Richard III: The Self-Made King
By Michael Hicks
Yale University Press; hardcover, 388 pages; $35.00
The reign of Richard III, who was the last Yorkist king and the final monarch of the Plantagenet dynasty, produced a turning point in British history. Despite leaving a lasting legacy, he only was on the throne for the final two years of his life. While great attention has been paid to his short reign, the period before his usurpation and kingship are not as well known.
Michael Hicks, an Emeritus Professor of Medieval History at the University of Winchester who was called "the greatest living expert on Richard" by BBC History Magazine, has written a definitive history on what shaped him into this consequential ruler in the new book, Richard III: The Self-Made King.
Richard III's entire life is explored, and Hicks traces the unfolding of his character and career from his early years as the son of a duke, which gave him prominence, to his violent death at the Battle of Bosworth.
"It is half a millennium since Richard III (1483-5) was king," Hicks writes. "He is traditionally regarded as the last of England's medieval monarchs - 14th and last of the great house of Plantaganet (1154-1485) and third of the Yorkist kings (1461-85). He terminated both dynasties. He has been bracketed with King John as the worst of English medieval rulers. England's greatest playwright William Shakespeare depicted Richard III as an evil, power-crazed tyrant whose crimes fully justified the accession of the Tudors. Certainly Richard was one of the most disastrous monarchs ever to occupy the throne of England. Not only had he one of the shortest of reigns - a mere 26 months - but it terminated in complete defeat, with his deposition and death on the battlefield of Bosworth in 1485. Bosworth was long accepted as the decisive moment that divided English medieval history from the modern history presided over by the Tudors (1485-1603), the Stuarts (1603-1714), the Hanoverians (1714-1837), and our own house of Windsor. That chronology no longer works. Centuries have passed since this divide was first acknowledged. It is no longer easy to lump Tudor England together with our own post-industrial, post-colonial, democratic, and digital age. 1500 no longer appears modern."

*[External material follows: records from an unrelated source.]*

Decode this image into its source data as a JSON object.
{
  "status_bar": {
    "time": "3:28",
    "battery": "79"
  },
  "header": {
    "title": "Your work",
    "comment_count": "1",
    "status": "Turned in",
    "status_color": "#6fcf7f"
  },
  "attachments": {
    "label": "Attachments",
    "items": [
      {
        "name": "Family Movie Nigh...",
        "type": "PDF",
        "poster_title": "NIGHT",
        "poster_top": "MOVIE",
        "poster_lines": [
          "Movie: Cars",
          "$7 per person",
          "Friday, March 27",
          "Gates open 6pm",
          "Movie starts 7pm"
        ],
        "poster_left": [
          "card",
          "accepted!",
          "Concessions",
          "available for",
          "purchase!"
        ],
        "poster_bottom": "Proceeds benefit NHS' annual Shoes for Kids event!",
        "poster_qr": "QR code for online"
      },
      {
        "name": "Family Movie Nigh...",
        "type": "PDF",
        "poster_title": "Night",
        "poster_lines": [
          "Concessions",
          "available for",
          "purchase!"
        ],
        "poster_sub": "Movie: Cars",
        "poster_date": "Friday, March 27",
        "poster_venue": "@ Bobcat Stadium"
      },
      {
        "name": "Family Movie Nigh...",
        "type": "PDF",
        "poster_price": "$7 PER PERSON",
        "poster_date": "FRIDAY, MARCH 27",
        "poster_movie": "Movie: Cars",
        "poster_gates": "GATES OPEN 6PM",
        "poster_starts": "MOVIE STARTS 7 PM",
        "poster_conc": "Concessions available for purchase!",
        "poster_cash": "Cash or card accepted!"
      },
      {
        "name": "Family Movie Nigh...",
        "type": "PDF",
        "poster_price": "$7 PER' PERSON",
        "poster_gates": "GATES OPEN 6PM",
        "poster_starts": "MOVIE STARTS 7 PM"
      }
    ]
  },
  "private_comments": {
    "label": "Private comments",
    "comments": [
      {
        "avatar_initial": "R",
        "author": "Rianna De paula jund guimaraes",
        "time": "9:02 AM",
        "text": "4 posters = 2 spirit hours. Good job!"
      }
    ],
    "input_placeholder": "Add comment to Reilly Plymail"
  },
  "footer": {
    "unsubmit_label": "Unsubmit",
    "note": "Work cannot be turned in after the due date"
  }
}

Hicks examines how Richard was far more than the villain responsible for the imprisonment and subsequent deaths of Edward V and the Duke of York in the Tower of London. He was an adroit administrator who developed his own projects. Despite being small and physically weak, which he refused to allow to ever restrict him, opponents generally submitted to his will.
Richard III was a complex and conflicted individual who had strategic foresight, sought to implement reforms, and was capable of winning a kingdom.